When I finally made my way toward Moody, I started to feel the nervousness creep up. However, the moment we introduced ourselves to one another I was immediately at ease. There was an air about him that felt familiar, like maybe he was an old soul. I could only imagine how surreal it must have been for him to be back in the place that helped to shape who he is.
Moses Moody was born on May 31, 2002 in Little Rock, Arkansas. He started off his high school basketball career in Little Rock, AR at Parkview Arts and Science Magnet High School during his freshman year. He then spent the next two years at North Little Rock High School before finishing his senior year at Montverde Academy in Montverde, Florida.
In 2019, Moody committed to playing college basketball at the University of Arkansas at Fayetteville where he earned SEC Freshman of the Year for the 2020-21 school year. 2021 marked the year Moody was selected as 14th pick for the 2021 NBA Draft by the Golden State Warriors. Less than a year later and he was winning a championship with his team for the 2022 NBA Finals.
Now here he was, back on his home court, surrounded by support from his fellow Arkansans. Moody is a true talent, but what helped him get to where he is now?
According to him, “Resilience. I always pride myself on being able to commit to something and follow it through. And to do it through a long period of time. Throughout this rigorous NBA season, ups and downs, highs and lows, I feel like I’ve done a good job with that and it’s a testament that I can do it.”
He added, “You gotta do it your own way. You know, take all the advice, all the help from people that’s willing to do it, especially when you’re young. But you’re going to get to a point where it’s gonna be on you.
“You know, everybody’s gonna have opinions on what you should do or what you shouldn’t do, but when it comes down to the decision to do what you’re gonna do, it’s on you and you gotta live with the consequences.”
It was evident to me that Moody was a hard worker, committed to getting better with the continuation of his career. On top of that, he was filled with a genuineness that made him approachable and easy to talk with.
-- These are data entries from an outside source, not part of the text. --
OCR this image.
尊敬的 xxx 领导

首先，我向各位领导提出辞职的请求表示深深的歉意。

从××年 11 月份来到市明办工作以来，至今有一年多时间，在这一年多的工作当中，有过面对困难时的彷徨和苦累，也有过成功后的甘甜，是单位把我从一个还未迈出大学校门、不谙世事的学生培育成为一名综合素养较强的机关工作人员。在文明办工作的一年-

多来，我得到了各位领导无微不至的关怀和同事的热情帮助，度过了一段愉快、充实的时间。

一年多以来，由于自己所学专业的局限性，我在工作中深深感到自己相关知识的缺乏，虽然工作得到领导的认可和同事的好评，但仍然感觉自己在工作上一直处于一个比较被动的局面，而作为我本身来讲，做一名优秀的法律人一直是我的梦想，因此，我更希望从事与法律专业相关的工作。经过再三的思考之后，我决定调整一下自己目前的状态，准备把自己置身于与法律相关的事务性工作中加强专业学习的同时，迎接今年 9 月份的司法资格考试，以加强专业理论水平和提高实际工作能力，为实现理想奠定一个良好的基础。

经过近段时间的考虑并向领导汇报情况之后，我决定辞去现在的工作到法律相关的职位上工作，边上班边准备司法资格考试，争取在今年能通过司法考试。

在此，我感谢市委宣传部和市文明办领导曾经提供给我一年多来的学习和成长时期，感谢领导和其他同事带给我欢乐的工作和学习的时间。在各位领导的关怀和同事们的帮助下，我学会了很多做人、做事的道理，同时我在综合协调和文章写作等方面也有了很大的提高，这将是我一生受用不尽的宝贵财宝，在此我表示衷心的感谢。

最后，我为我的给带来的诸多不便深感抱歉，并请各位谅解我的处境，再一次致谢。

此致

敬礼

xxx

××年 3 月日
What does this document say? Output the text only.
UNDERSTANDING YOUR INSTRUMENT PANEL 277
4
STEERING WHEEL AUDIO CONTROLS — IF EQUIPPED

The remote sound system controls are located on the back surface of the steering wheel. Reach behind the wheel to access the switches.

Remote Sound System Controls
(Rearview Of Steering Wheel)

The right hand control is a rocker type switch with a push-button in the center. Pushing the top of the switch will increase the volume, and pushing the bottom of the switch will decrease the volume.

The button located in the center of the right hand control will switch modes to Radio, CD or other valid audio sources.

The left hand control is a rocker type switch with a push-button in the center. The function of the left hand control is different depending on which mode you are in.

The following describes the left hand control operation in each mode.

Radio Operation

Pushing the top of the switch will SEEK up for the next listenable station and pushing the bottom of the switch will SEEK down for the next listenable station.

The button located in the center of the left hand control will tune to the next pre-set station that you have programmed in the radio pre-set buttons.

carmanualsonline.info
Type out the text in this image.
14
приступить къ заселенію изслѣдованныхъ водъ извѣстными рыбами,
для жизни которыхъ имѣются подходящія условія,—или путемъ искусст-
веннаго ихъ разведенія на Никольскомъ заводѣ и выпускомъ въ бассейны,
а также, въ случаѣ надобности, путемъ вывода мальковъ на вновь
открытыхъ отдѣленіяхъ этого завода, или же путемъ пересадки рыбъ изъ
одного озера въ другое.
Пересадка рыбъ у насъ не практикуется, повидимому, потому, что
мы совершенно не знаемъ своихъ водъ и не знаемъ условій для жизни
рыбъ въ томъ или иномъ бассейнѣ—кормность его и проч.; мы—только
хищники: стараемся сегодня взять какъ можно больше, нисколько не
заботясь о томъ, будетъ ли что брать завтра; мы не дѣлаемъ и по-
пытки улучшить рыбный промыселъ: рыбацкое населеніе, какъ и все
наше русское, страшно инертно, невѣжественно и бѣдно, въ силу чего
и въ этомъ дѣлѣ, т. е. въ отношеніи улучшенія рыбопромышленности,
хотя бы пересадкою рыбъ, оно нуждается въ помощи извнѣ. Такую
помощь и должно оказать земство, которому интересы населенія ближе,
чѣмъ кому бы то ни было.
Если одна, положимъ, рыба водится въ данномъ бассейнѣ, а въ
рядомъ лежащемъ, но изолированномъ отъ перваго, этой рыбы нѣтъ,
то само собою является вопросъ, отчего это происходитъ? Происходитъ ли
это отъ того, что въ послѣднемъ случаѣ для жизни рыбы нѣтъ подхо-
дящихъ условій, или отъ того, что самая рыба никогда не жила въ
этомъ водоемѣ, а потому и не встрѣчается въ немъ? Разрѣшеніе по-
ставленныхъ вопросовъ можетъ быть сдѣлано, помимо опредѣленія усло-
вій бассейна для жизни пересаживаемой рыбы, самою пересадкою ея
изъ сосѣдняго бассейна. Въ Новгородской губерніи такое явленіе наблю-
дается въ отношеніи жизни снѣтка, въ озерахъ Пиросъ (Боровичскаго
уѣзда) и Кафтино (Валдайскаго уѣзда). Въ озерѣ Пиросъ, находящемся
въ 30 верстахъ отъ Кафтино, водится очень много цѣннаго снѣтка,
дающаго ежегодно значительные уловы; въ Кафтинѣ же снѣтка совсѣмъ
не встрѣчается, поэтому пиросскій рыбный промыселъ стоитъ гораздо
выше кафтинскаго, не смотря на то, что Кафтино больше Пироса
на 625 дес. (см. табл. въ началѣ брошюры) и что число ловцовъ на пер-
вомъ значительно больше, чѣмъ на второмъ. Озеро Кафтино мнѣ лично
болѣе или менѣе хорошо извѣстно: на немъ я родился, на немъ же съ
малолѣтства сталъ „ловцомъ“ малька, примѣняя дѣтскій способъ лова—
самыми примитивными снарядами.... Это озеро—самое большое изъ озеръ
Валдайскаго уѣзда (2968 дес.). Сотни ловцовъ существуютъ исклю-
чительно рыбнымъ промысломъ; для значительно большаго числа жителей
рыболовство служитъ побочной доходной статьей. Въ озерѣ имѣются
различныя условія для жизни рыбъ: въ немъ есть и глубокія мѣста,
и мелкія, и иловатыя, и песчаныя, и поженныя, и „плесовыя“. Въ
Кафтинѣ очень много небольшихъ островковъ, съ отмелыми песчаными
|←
As we ended our interview, I implored what he would do now that he was back in Arkansas for a little bit.
“Honestly, I’m probably going straight to my homeboy’s house. Then we’re gonna get together and plan out the plays from there.” Moody said. I chuckled at his down-to-earth answer.
You gotta do it your own way. You know, take all the advice, all the help from people that’s willing to do it, especially when you’re young. But you’re going to get to a point where it’s gonna be on you.
Having grown up in Arkansas and experiencing the energy that those in the community had in that gymnasium made me feel so proud to be there. I could feel that they loved him and he loved him right back.
When I asked him how it felt to share this win with his community he explained, “You know it’s cool doing this in San Francisco and California and all that, that was a great experience. But the main thing about coming back and doing it at home kinda solidifies it and makes it feel real.”